Regarding a definition of volatile, I would refer you to the CUDA programming guide. I have seen summary descriptions referring to this as preventing a register optimization or preventing reordering of loads and stores. I prefer the former and will use that as a working definition.
The basic idea is that volatile forces any reference (read or write) to that variable to actually go to the memory subsystem. By this I mean it will perform a read or write, and will not attempt to use a value previously loaded into a register. Without this qualifier, the compiler is free to load a value once (for example) from the actual memory location, and then maintain that value (and any updates to it) in a register, for as long as it deems appropriate. Compilers do this with an eye toward performance. (As an aside, note that you used the word "cache" here. I would avoid that usage here. Shared memory has no cache interposed between it and the processor load/store mechanism.)
Without volatile in this type of warp-synchronous coding, we will run into a problem if we allow the compiler to "optimize" (i.e. maintain) intermediate values into registers. This primarily comes about due to inter-thread communication. To see clearly why, let's look at the last 2 steps in your final reduction:
d[tid] += d[tid + 2];
d[tid] += d[tid + 1];
Let's consider just threads whose tid values are 0-1. In the second-last step, thread 0 will pick up the d[2] value and add it to the d[0] value, while thread 1 will pick up the d[3] value and add it to the d[1] value. At this point, if we don't use volatile, the compiler is not obligated to write the d[1] value accumulated by thread 1 back out to shared memory. It is allowed to maintain that in a register. So the d[1] value as seen in shared memory is not "up-to-date".
Now lets go to the last step. In this step, thread 0 reads the d[1] value from shared memory and adds it to the d[0] value. But without volatile, we saw in the previous step that the shared memory contents of d[1] are no longer accurate. OTOH, if we use volatile, then the write to shared memory in the previous step will actually take place, and in the final step, thread 0 will pick up the correct value when it reads d[1]. A CUDA thread is a standalone model. By that, I mean that one thread cannot directly access values contained in registers belonging to another thread. So inter-thread communication at the warp level will normally be accomplished either through shared memory, or via warp-shuffle operations.

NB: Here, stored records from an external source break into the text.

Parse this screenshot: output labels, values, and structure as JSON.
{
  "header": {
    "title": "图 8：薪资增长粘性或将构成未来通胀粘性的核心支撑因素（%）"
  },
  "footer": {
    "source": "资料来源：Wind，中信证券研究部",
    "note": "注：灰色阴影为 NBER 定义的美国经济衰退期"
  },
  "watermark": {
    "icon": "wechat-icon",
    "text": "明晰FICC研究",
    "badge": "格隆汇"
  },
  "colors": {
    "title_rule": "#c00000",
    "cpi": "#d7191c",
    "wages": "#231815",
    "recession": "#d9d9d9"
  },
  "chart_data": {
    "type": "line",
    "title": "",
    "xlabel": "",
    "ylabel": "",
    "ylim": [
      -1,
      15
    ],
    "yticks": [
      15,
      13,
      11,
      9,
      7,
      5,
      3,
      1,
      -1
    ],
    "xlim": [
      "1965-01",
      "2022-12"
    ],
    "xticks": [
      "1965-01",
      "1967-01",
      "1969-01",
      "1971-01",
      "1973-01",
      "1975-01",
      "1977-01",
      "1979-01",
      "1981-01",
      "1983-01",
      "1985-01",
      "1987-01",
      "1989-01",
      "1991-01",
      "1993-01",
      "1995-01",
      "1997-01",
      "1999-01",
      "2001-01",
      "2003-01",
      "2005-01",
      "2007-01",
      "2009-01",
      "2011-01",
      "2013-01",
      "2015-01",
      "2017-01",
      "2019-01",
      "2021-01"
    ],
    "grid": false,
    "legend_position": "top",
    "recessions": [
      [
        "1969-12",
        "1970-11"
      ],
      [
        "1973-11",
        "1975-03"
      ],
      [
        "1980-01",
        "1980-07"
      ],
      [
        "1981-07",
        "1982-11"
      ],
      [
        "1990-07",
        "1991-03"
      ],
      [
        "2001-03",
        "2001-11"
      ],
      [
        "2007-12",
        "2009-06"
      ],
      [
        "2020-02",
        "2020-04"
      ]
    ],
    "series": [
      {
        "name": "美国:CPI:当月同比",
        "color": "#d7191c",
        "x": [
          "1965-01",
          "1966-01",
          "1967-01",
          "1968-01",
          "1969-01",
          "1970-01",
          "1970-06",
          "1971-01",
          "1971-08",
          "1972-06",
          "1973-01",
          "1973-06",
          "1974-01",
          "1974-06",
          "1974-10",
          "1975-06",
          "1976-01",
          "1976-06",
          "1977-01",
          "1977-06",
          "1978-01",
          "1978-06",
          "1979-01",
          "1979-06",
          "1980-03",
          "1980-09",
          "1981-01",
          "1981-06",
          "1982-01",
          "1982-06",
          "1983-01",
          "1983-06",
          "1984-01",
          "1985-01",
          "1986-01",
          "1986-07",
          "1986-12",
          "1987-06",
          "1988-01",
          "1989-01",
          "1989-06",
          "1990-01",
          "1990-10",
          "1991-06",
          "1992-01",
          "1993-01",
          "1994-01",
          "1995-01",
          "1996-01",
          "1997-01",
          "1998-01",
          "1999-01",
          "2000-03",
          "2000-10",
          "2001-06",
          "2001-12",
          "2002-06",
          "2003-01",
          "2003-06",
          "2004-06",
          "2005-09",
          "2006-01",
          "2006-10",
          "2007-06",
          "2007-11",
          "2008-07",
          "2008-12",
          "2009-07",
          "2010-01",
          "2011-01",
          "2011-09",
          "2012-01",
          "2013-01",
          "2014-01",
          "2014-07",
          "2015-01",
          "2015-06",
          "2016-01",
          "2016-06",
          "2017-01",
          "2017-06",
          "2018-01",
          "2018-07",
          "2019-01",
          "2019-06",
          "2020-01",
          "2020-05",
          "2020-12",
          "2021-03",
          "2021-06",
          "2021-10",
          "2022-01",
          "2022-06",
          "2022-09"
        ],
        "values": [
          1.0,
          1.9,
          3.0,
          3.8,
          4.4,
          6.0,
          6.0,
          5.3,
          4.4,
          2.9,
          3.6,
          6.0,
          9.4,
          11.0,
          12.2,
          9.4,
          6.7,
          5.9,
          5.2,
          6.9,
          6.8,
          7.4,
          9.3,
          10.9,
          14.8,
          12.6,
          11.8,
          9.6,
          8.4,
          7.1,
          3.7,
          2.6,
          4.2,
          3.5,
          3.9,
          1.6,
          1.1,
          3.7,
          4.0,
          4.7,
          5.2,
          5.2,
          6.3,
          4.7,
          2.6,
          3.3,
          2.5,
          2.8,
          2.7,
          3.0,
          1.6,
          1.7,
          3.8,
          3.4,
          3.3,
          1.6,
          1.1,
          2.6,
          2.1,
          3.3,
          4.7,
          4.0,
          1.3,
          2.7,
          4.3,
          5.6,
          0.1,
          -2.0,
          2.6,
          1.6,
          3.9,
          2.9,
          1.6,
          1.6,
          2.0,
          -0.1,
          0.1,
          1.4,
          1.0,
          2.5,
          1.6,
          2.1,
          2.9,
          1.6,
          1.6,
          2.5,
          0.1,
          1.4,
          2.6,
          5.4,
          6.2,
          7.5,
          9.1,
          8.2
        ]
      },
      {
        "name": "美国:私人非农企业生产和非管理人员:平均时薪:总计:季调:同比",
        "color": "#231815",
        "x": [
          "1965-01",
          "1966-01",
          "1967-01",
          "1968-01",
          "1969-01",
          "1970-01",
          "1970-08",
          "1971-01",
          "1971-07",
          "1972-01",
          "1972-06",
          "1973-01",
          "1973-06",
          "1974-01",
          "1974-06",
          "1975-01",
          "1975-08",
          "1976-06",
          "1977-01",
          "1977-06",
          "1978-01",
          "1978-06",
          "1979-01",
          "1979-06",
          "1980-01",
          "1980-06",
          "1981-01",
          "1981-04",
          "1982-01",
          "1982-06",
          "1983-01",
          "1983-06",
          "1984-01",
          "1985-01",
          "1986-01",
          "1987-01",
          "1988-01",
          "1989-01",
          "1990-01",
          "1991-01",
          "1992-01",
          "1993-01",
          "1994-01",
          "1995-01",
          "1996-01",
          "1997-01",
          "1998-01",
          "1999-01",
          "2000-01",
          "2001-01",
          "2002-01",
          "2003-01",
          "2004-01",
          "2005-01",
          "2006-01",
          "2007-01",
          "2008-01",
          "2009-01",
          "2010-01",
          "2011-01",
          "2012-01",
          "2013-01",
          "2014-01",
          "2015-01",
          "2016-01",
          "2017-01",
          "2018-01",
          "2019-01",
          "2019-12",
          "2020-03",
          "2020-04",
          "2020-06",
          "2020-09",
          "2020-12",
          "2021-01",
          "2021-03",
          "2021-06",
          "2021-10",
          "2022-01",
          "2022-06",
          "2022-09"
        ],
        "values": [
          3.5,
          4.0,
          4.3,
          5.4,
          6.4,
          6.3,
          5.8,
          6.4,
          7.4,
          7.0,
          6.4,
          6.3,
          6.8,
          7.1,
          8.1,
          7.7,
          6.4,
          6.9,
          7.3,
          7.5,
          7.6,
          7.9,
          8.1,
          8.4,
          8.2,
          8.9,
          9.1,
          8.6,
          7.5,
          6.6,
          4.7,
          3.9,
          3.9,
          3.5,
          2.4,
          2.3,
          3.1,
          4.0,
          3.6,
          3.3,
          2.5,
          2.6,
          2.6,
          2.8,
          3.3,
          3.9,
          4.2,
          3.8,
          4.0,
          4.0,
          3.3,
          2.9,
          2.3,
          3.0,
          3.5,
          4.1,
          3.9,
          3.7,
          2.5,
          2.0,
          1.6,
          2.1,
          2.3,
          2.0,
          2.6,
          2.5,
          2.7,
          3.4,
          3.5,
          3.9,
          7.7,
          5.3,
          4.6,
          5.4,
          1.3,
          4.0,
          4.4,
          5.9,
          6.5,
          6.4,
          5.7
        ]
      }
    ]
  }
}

__syncthreads() has a similar behavior: it forces all register-optimized values like this to be written out to memory, so that they are "visible" to other threads in the block. Therefore, a more sophisticated optimization would be to only switch to a volatile qualified pointer when the reduction switches from the loop-driven __syncthreads() based reduction to the final warp-synchronous reduction. You can see an example in the tutorial slides I linked at the beginning of this answer.
As another aside, warp-synchronous programming of this kind is (more officially) deprecated in CUDA 9. Instead, you should use cooperative groups.
The reduction sum will yield incorrect results without (n > 64) and (n > 32) conditions.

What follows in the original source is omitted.